Getting nations to stand up to Japan when it comes to whaling is a battle that does not end. Image: Christin Khan, NOAA / NEFSC
Getting nations to stand up to Japan when it comes to whaling is a battle that does not end, whether or not a hunt has taken place or recently concluded. It involves mobilization at the biennial meeting of the IWC itself, and associated maneuvers to thwart the whalers in that body. It involves pressing governments to exercise available options and channels for bringing pressure to bear on a nation that in other respects has proven itself a strong partner. It involves strict attention to the dividing line between modern commercial whaling and aboriginal subsistence whaling, which is practiced in the United States and a few other countries, and has enjoyed special protection. It involves sustained efforts to shift public opinion and curtail market demand for whale meat in Japan. And it involves an unyielding determination to see the international community adopt the strongest possible agenda of whale and ocean conservation across the board.
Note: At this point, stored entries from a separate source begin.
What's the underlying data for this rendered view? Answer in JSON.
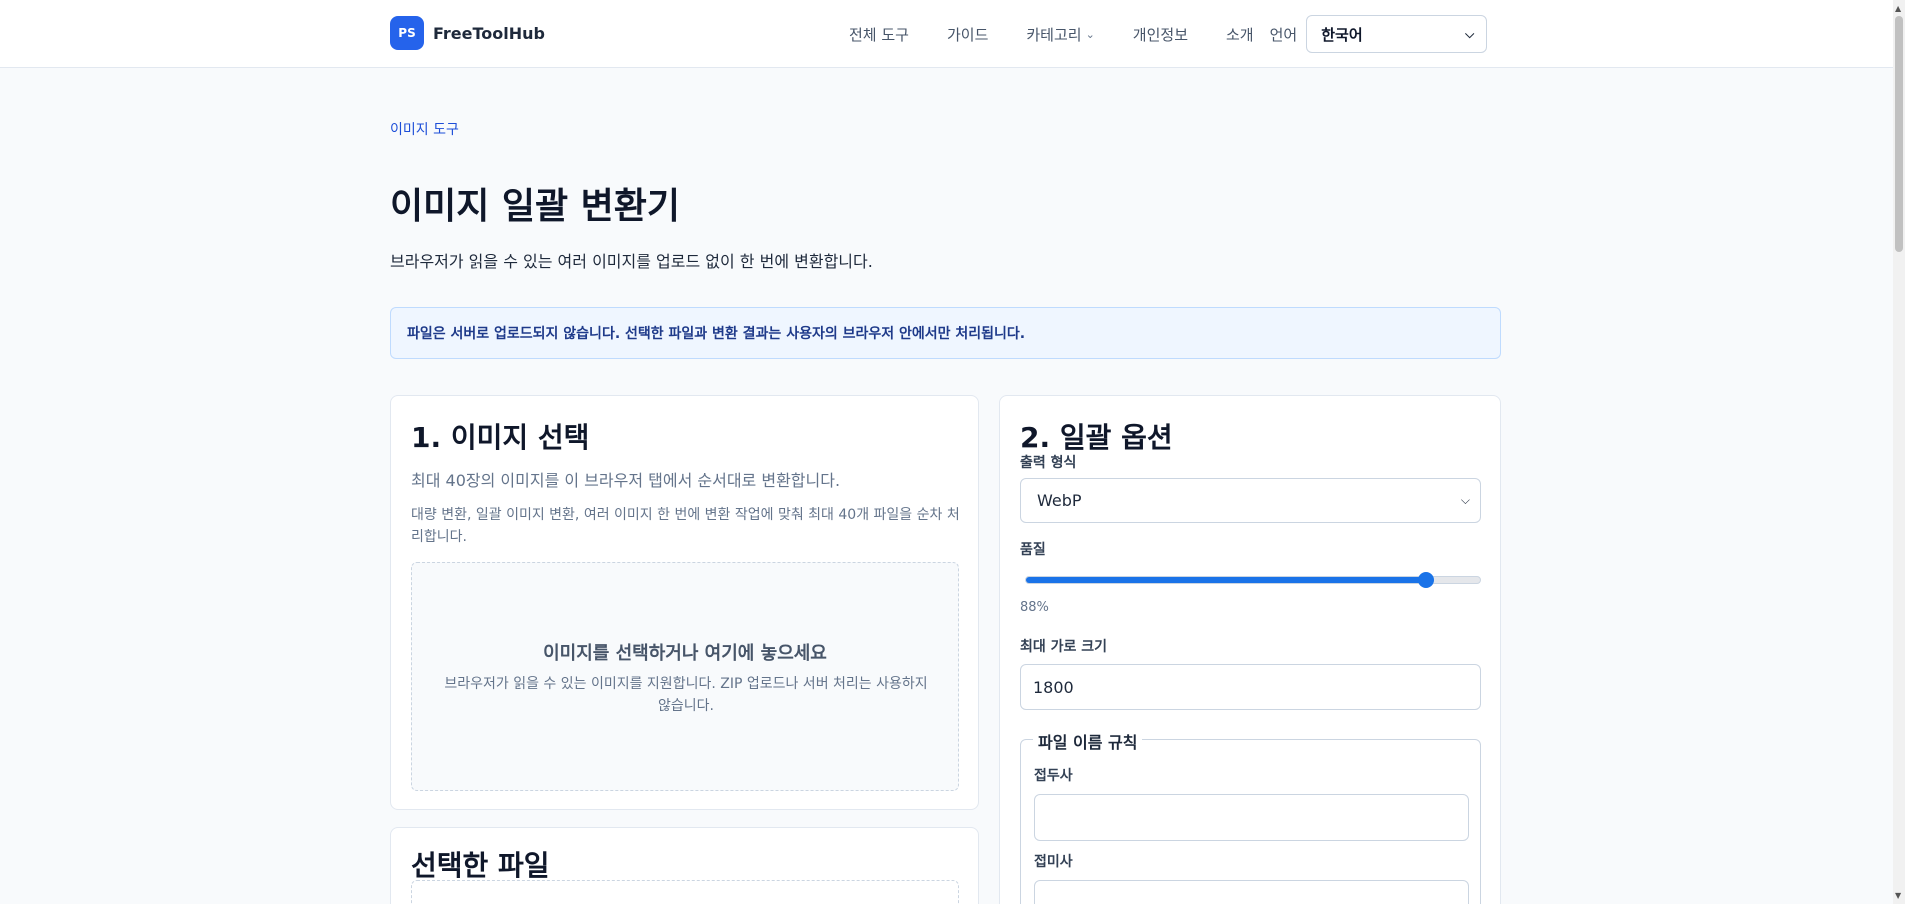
{
  "header": {
    "logo_badge": "PS",
    "logo_text": "FreeToolHub",
    "nav": [
      {
        "label": "전체 도구"
      },
      {
        "label": "가이드"
      },
      {
        "label": "카테고리"
      },
      {
        "label": "개인정보"
      },
      {
        "label": "소개"
      }
    ],
    "language_label": "언어",
    "language_value": "한국어"
  },
  "page": {
    "breadcrumb": "이미지 도구",
    "title": "이미지 일괄 변환기",
    "description": "브라우저가 읽을 수 있는 여러 이미지를 업로드 없이 한 번에 변환합니다.",
    "notice": "파일은 서버로 업로드되지 않습니다. 선택한 파일과 변환 결과는 사용자의 브라우저 안에서만 처리됩니다."
  },
  "select_card": {
    "title": "1. 이미지 선택",
    "subtitle": "최대 40장의 이미지를 이 브라우저 탭에서 순서대로 변환합니다.",
    "help": "대량 변환, 일괄 이미지 변환, 여러 이미지 한 번에 변환 작업에 맞춰 최대 40개 파일을 순차 처리합니다.",
    "dropzone_title": "이미지를 선택하거나 여기에 놓으세요",
    "dropzone_sub": "브라우저가 읽을 수 있는 이미지를 지원합니다. ZIP 업로드나 서버 처리는 사용하지 않습니다."
  },
  "files_card": {
    "title": "선택한 파일"
  },
  "options_card": {
    "title": "2. 일괄 옵션",
    "format_label": "출력 형식",
    "format_value": "WebP",
    "quality_label": "품질",
    "quality_percent": 88,
    "quality_text": "88%",
    "max_width_label": "최대 가로 크기",
    "max_width_value": "1800",
    "naming_legend": "파일 이름 규칙",
    "prefix_label": "접두사",
    "suffix_label": "접미사"
  },
  "colors": {
    "accent": "#2563eb",
    "slider": "#1a73e8",
    "notice_bg": "#eff6ff",
    "notice_text": "#1e3a8a"
  }
}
Right now, in the U.S. Congress, Representative Matt Gaetz, R-Fla., is advancing a resolution to urge the United States to do more to establish itself as a true global leader in whale conservation and protection, by expressing the strongest possible opposition to commercial whaling and by confronting Japan for its wrongdoing. As we gear up for IWC 2018 late next year, we’ll do even more to press the case against whaling and its defenders, while continuing our efforts to diminish market support and public opinion favoring whaling in Japan itself.